I like to think that the woman who was married to an egg didn’t tell him she was trans, and only found out when he came out himself. Now that would be a good story. But, no, I’m embellishing again. When I related that anecdote to my mom, by the way, she told me that that trans woman probably “needs heterosexuality to feel normal.” As in, she would have trouble seeing herself as a woman if she didn’t have heterosexuality to hold onto, if that makes sense? I mean, like, how are you married to someone for ten years and your reaction to them coming out as trans is that they don’t fit some largely abstract category? I’ve heard of ostensibly straight girls who “realized” they were bisexual when their partners come out. Like Nicole in Nevada, probably, if we got to see how that whole thing with James ended up shaking out. I kind of wish we saw more of her, to be honest. Like: we get to see her reading Andrea Dworkin but we don’t find out how she reacts to a partner coming out? Although I suppose that disappointment is part of what makes the last third of the book hurt so much. It’s a structural disappointment. The narrative just abruptly stops when it’s clear that nothing is going to change.

I recommended that novel to my electrologist once. She asked me if there are any novels written about trans people and I told her (honestly) that it was my favorite of what I had read so far. I hope she doesn’t read it. I feel like it would only confuse her, what with all those weird passages about autogynephilia and kink. It was really intended for trans readers and uniquely sympathetic cis readers. I should have recommended If I Was Your Girl or something like that instead.
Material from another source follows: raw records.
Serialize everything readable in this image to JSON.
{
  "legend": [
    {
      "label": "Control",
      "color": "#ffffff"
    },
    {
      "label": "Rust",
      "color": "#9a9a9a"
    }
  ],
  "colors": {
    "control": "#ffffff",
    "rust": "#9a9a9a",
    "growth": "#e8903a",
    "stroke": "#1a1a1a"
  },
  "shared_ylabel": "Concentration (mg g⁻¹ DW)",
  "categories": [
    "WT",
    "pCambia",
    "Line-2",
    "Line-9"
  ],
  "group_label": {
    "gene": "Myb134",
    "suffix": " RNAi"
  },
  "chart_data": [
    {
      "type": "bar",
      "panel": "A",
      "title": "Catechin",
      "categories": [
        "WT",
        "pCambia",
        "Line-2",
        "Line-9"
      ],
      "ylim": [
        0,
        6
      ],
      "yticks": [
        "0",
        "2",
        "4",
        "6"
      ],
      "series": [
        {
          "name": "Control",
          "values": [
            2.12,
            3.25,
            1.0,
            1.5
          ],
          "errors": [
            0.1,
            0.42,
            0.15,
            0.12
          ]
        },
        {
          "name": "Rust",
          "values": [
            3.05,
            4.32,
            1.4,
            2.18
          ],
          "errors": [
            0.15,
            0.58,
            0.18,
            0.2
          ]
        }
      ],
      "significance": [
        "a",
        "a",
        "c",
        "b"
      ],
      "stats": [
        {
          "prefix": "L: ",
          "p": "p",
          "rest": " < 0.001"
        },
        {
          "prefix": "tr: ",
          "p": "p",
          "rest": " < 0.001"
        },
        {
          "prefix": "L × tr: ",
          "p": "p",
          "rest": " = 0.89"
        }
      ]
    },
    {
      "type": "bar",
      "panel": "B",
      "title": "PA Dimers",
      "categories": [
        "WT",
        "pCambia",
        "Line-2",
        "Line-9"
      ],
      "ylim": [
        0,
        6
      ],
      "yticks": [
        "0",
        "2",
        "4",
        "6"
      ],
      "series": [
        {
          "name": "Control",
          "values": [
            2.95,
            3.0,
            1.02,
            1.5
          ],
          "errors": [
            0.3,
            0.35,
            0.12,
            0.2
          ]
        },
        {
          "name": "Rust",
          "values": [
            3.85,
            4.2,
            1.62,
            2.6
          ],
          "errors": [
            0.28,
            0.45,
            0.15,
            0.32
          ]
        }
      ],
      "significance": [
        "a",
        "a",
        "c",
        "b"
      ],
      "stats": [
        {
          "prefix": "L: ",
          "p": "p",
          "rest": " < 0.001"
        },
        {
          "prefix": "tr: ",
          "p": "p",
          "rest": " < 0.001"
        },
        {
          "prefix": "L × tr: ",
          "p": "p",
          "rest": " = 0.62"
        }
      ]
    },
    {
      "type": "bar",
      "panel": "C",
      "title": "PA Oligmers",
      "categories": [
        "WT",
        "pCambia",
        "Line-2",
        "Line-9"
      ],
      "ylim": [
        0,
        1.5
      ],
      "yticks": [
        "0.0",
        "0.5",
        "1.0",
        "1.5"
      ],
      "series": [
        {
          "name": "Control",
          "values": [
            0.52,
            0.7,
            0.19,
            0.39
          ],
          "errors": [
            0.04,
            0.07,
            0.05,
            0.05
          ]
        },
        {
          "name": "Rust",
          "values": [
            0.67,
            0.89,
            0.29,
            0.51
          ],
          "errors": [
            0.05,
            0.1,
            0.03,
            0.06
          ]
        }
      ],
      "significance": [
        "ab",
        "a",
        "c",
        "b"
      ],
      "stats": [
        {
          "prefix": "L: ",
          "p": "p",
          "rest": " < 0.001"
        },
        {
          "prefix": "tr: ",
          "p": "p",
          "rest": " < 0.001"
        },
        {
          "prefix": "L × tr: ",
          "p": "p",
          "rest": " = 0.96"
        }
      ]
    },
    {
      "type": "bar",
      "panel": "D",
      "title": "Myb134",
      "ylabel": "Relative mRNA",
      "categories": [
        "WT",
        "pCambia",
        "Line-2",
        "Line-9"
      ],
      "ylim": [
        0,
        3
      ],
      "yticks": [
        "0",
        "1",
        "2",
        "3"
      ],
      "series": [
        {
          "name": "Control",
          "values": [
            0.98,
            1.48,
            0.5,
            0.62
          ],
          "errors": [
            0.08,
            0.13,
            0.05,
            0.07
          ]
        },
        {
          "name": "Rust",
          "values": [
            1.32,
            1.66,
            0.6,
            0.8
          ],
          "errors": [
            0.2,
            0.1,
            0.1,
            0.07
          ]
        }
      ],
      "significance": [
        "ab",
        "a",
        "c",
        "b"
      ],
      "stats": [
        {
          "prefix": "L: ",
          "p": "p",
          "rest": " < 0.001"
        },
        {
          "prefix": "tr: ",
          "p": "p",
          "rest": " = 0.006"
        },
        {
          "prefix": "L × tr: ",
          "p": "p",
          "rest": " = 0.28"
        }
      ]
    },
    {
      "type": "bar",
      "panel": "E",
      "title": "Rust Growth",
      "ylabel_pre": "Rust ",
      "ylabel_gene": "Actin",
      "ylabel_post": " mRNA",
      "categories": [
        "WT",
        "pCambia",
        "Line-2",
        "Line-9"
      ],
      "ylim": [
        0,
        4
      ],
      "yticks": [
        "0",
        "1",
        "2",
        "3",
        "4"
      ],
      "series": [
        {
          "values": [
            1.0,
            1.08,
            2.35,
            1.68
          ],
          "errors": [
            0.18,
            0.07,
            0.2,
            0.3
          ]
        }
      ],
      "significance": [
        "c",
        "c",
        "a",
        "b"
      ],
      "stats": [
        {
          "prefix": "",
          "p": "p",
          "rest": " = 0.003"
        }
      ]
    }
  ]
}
The last session I had before the shelter-in-place order took effect in March, she told me that my “pain tolerance is improving.” I said thank you. The first few times I was surprised at the pain — occasionally indicating that I needed a moment to recover — and now I’m bored about it. It’s a lot like giving yourself an estrogen injection: the first couple times it’s scary in an exciting way, like a secret, dangerous gift you’re giving yourself. After that, it’s just the physical fact of sticking a needle in your thigh every week. I’ve been keeping the used syringes in a delicate crystal liquor glass on the shelf above my desk, seven so far. If I want to keep going, I’ll probably have to get another glass. Clearly, I hadn’t considered getting this far. I still don’t really like thinking about the future in terms of my transition, to be honest. If I think about anything beyond the moment I’m in, the afternoons of staring into a ring light while getting poked start to pile up, not to mention the cost of this whole thing that I am doing to myself, and I start to feel a little deranged. One time I asked her how long she thinks I’ll take to be completely clear, and she told me that she usually gives an estimate of twelve to eighteen months. Looked at one way, this means that probably before very much else happens to me, I will not have to shave my face. I am twenty-two. I will hypothetically be somewhere between twenty-three and twenty-four.

As much of a passion as I have for narrative, I am coming to terms with how prosaic transition really is, when you come right down to it: that I am going to be spending a lot of time and money to get a bunch of medical procedures done that might, potentially, ameliorate a feeling of alienation I don’t know what it’s like to live without. On its own, stripped down to the basic facts of the thing, maybe transition isn’t really very interesting material.

There’s still something exciting about all of this, of course, even now. It’s not like I regret anything, exactly. I don’t see myself as tragic or compromised or anything like that. I’m certainly not trying to reclaim anything. Actually, I’m not really sure what I’m trying to say or if I’m trying to tie everything in this essay to some thesis. An instructor told me once that ambivalence is what makes me a good thinker, but the truth is that I don’t try for ambivalence, it just seems to be where I always end up. I suppose that like anything else, I could try to change that, or I could work with it. Maybe those two options are really the same thing.